Sentada em frente a uma televisão de 20 polegadas, Paula*, 45 anos, sorria enquanto assistia a novela das 14h. Logo depois, se exibiu com as unhas pintadas de rosa, mostrou os anéis e pegou a bolsa enquanto apresentava a casa. A mulher vive no Abrigo de Excepcionais de Ceilândia (AEC) há mais de 30 anos, quando foi encontrada pela Unidade de Proteção Social (UPS) com marca de cirurgia cesariana. Ela foi abusada sexualmente pelo padrasto desde a infância e ficou grávida. Diagnosticada com problemas psiquiátricos, teve o filho mandado para adoção. Paula é uma das 50 pacientes que vive no lugar que aprendeu a chamar de lar.

Fundado em 1973, o AEC atende pessoas com deficiências múltiplas e conta com participação de 47 funcionários da região administrativa. Os voluntários destinam tempo para fazer a diferença na vida dos acolhidos, abandonados ou negligenciados pelos familiares nos arredores de Brasília. Mas o sistema gratuito, financiado pelo Governo do Distrito Federal (GDF), vive de doações solidárias e passa por dificuldade.
Faltam medicamentos, fraldas geriátricas e carinho para os abrigados, explicou o diretor do local, Daniel Coelho de Souza. Com o objetivo de mudar esse contexto, habitantes da capital levam abraços e doações para cada pessoa que mora no abrigo. Não há informações sobre a maioria dos acolhidos. Um exemplo disso é a história de Paula*, que impactou funcionários e voluntários do espaço.
O diretor esclarece que 99% dos gastos é feito com a folha de pagamento e o resto das despesas é paga por meio de doações. “Quem mais ajuda é a própria comunidade.

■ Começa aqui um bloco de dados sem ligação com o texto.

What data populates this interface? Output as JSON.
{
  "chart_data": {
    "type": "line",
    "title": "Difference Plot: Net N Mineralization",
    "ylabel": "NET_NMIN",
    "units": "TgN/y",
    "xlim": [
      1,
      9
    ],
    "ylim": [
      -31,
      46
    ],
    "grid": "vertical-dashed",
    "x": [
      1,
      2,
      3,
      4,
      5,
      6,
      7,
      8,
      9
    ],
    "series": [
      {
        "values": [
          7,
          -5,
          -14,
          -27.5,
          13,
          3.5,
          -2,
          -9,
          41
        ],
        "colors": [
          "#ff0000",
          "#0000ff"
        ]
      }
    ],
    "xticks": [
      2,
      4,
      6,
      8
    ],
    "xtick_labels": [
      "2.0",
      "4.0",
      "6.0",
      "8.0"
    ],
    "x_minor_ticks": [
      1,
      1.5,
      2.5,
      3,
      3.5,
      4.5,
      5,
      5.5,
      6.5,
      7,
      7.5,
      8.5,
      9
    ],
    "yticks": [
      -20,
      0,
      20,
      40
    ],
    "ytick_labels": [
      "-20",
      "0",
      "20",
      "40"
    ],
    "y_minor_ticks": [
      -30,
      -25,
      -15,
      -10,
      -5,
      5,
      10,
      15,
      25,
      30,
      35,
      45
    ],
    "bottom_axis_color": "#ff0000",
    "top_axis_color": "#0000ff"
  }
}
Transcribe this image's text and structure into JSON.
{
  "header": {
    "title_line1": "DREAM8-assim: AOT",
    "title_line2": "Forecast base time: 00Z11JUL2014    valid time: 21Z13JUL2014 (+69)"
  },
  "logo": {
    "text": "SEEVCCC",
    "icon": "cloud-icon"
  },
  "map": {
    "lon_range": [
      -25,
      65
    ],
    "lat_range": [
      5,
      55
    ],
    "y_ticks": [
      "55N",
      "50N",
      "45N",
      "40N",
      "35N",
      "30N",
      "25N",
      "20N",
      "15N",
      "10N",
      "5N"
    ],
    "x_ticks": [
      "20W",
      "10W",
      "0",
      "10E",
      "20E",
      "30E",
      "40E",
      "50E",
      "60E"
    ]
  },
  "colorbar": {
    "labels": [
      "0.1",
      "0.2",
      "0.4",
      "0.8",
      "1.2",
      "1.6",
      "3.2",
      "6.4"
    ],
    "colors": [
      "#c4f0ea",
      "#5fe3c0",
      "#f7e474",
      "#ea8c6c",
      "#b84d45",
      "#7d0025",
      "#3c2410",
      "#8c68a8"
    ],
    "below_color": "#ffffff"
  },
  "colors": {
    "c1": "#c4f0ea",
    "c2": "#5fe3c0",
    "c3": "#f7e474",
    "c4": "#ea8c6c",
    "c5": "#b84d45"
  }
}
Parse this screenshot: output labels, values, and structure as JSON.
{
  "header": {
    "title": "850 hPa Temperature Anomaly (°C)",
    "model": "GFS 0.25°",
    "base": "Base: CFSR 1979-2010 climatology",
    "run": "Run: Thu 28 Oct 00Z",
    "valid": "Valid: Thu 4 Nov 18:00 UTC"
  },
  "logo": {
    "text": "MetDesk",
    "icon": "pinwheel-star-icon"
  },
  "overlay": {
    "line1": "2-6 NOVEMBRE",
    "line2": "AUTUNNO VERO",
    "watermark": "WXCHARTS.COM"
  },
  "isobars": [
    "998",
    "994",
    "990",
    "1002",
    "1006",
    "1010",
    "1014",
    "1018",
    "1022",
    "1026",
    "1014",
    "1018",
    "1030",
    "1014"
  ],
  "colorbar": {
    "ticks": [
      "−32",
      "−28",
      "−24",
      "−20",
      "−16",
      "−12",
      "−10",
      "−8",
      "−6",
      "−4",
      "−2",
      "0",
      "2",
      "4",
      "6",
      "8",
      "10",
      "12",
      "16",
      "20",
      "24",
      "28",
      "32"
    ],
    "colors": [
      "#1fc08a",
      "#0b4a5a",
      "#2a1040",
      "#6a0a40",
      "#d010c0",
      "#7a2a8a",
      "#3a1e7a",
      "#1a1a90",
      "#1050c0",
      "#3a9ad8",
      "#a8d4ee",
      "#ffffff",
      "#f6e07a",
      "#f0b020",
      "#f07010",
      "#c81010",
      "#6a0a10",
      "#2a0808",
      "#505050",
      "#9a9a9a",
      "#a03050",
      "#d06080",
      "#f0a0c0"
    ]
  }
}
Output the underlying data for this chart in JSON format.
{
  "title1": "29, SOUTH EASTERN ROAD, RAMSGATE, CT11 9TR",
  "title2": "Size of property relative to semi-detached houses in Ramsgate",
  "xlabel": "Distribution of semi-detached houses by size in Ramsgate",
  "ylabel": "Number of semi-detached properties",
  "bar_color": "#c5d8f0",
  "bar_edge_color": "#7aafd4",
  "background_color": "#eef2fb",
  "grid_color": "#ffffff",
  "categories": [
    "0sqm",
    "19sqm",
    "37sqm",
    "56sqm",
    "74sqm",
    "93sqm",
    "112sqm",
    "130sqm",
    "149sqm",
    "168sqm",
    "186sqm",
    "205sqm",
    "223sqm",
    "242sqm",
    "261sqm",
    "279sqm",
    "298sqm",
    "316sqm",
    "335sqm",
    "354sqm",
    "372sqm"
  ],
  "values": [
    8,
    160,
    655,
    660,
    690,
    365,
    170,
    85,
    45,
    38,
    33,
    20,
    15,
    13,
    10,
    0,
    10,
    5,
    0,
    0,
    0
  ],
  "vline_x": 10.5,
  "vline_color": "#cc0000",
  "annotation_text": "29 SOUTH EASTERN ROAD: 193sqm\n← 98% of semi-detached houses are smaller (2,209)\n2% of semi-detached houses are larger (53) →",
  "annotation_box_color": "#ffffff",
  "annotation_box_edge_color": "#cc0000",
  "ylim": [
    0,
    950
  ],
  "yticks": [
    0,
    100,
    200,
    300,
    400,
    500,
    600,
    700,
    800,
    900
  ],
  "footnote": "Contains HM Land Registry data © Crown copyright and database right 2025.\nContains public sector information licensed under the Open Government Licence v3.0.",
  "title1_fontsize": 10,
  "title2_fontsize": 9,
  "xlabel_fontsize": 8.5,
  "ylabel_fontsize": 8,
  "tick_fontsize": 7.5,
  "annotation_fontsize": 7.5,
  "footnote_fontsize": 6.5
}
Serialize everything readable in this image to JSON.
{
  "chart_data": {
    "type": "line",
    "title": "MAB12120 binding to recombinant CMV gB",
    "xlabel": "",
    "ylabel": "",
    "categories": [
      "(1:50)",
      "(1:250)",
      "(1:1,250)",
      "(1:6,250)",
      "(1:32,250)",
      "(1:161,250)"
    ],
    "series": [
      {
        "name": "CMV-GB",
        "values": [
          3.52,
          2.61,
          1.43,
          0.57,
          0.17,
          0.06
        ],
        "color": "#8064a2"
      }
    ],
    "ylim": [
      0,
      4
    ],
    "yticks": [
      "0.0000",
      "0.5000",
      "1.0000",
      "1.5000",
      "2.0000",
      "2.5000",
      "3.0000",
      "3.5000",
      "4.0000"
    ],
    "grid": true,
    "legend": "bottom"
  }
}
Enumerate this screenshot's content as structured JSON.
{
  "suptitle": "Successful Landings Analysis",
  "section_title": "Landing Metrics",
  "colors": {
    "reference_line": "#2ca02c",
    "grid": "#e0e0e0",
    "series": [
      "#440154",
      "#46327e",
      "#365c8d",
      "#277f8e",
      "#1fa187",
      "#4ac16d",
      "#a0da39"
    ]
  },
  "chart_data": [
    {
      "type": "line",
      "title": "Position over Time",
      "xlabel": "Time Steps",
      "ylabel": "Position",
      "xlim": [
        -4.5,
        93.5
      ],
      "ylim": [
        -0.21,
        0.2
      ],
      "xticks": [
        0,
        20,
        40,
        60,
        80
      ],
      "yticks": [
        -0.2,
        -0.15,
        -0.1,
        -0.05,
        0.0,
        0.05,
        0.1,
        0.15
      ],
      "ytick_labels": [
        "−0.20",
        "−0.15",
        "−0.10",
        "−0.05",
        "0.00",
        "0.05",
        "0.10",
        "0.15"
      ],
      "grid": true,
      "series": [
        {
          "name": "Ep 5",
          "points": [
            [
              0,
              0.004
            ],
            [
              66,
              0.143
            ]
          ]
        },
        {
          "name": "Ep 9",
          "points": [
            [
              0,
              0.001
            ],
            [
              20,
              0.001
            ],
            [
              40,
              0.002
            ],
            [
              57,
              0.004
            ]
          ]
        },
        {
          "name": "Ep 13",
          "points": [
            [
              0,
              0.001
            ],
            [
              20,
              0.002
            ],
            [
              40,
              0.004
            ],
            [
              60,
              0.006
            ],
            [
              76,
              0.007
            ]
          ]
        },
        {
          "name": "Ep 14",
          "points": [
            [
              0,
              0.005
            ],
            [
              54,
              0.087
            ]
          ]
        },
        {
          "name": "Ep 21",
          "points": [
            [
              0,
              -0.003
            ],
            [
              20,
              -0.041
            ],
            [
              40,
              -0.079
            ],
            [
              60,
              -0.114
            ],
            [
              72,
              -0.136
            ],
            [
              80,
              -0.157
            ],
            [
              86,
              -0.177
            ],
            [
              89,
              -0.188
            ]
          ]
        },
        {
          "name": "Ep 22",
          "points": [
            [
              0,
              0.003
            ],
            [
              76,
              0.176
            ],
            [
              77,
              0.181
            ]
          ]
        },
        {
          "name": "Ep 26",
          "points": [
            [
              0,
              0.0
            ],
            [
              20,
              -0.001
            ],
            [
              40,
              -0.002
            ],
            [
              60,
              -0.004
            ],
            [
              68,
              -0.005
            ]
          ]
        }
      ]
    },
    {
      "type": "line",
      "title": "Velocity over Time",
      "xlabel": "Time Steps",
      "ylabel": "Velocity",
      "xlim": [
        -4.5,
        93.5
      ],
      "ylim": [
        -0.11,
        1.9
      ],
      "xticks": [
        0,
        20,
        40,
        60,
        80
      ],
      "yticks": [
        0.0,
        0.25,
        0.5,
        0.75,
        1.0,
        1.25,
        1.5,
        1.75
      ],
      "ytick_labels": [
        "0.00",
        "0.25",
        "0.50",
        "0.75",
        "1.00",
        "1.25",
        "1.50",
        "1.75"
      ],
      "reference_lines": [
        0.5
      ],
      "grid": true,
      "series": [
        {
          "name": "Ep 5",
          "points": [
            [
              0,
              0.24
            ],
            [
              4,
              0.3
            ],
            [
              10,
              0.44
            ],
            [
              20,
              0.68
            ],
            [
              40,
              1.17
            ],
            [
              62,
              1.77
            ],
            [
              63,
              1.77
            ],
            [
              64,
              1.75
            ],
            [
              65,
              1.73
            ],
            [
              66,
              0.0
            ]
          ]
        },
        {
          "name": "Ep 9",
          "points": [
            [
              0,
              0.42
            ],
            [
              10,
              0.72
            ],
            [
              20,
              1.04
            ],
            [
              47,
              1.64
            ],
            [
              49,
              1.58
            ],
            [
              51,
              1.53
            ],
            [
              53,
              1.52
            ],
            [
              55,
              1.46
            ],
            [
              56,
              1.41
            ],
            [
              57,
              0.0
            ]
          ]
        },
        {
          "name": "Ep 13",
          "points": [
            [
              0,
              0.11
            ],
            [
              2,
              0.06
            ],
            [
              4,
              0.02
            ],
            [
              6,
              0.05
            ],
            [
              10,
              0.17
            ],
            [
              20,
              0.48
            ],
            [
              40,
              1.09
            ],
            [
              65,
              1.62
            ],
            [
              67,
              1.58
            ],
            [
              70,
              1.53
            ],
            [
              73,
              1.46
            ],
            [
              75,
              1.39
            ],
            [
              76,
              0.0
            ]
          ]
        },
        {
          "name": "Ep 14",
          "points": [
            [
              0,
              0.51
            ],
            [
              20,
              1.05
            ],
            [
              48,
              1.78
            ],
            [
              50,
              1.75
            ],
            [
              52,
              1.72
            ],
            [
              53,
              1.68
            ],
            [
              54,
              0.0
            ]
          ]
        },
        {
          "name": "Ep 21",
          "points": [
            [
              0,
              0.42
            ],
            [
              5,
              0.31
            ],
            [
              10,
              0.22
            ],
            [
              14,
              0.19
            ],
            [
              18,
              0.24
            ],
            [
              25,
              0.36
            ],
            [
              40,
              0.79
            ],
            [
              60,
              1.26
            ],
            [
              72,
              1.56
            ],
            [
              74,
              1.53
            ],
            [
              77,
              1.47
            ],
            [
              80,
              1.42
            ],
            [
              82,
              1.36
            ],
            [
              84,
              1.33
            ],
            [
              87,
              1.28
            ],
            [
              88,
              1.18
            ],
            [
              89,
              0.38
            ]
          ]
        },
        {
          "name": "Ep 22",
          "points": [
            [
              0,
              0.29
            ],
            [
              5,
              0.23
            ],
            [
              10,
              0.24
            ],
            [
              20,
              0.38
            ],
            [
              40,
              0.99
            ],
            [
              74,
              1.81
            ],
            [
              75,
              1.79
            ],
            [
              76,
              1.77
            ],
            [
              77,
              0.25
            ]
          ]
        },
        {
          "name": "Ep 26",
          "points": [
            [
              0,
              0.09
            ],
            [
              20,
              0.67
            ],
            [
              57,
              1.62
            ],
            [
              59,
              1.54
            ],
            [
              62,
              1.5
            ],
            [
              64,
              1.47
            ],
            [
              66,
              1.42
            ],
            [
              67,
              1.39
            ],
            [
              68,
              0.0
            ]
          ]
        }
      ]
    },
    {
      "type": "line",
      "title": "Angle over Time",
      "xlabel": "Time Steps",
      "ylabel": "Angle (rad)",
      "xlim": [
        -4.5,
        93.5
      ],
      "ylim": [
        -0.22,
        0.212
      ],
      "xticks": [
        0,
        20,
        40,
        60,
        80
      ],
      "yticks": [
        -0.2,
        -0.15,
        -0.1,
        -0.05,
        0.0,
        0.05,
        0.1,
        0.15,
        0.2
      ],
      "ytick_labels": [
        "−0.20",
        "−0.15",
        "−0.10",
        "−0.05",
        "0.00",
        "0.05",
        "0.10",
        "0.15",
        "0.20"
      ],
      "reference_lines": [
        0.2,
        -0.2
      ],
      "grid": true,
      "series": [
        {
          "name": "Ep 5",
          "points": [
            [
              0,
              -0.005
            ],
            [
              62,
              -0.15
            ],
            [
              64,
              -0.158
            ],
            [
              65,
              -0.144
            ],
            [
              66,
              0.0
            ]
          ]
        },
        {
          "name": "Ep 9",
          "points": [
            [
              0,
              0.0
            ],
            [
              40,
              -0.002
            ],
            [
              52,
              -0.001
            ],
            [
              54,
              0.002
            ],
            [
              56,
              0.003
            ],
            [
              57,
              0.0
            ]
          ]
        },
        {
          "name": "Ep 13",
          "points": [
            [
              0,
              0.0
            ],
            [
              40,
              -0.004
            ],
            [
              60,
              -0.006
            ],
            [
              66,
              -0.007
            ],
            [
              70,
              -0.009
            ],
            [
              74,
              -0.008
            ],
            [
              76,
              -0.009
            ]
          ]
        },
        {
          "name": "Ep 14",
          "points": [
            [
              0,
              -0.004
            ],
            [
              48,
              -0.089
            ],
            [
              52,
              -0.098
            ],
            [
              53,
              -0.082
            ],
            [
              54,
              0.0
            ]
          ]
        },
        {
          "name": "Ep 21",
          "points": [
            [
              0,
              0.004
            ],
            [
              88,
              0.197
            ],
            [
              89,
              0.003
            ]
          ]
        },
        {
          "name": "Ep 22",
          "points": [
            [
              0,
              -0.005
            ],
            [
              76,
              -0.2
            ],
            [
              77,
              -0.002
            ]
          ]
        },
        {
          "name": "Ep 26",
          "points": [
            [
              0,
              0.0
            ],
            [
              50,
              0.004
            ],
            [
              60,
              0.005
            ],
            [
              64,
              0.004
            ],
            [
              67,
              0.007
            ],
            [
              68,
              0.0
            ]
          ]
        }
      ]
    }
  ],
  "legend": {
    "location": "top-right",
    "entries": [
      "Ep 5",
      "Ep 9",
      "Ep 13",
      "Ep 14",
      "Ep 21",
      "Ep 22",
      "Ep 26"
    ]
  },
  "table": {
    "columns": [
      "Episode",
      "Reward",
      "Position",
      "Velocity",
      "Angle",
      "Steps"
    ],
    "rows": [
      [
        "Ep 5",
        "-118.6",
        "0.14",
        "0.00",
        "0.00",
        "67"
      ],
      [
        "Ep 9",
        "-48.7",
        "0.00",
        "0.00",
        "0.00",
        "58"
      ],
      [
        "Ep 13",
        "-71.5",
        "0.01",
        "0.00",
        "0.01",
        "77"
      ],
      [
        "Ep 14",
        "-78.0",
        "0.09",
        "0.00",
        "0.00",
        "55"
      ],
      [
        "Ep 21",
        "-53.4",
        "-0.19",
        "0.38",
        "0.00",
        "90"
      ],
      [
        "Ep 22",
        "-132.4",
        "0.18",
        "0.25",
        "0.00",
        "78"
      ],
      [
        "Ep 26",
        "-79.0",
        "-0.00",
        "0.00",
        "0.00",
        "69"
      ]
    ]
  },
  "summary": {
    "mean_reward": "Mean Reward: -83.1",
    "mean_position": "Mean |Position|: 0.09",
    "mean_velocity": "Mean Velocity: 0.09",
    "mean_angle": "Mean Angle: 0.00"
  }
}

Não há um doador grande único. A maior parte da colaboração vêm dos moradores que acompanham nosso trabalho”, declarou.
Transformação
Nos últimos dois anos, o AEC passou por um período conturbado com a antiga administração. Houve denúncia de maus tratos, desvio de verba e os donos originais acabaram afastados. Após esse período e a troca da gerência, o processo jurídico está em andamento. O local sofreu uma verdadeira transformação. A limpeza e os cuidados com acolhidos melhoraram e a interação deles com o mundo, valorizada. Cerca de 11 abrigados, atualmente, frequentam a escola e começam a ser alfabetizados. Mensalmente, o grupo todo faz dois passeios. Aqueles que precisam de um cuidado maior saem em dupla sendo sempre supervisionados por especialistas.

Apesar do dinheiro ser a fonte primordial para a existência do projeto, a maior forma de doação é a presencial, relata os coordenadores. “Passar um tempo com os acolhidos, fazer um elogio, dar um abraço, ler um jornal ou apenas conversar já muda o dia deles”, ressaltou o diretor do abrigo.
Daniel comentou que gasta mensalmente com apenas um dos acolhidos cerca de R$ 2 mil. Ele também explicou que os remédios “são uma parte difícil”, já que um grande número dos moradores usa medicamentos diários e de categoria psiquiátrica – estes remédios acabam tendo um custo alto e são mais raros de serem encontrados de forma gratuita. “Têm coisas que vão muito além do que os olhos podem ver. A gente sente”, destacou.
A ajuda não é somente financeira. “Visitas e abraços valem muito mais do que qualquer quantia”, contou o diretor. Para fazer uma visita ao abrigo e conhecer mais sobre a gestão e as histórias que permeiam no local, basta entrar em contato pelo número: 3585-1905 e agendar uma visita.
Acolhida
Na acolhida, Joana* foi a primeira pessoa a recepcionar a equipe de reportagem e logo criou um vínculo com todos. Acompanhou as repórteres durante toda a visitação enquanto a colega, Paula*, apresentava todos os outros amigos do AEC. No fim, os abrigados sempre queriam ser registrados em fotos. Outros ainda abraçaram e sorriram o tempo inteiro.
“Somos uma família”. Essa foi a declaração mais relatada por todos colaboradores entrevistados. A reportagem procurou a Secretaria de Saúde para esclarecer sobre a verba pública destinada ao abrigo, mas o órgão respondeu que não tinha informação a respeito do caso.
* Os nomes dos acolhidos foram alterados nessa reportagem para preservar suas identidades.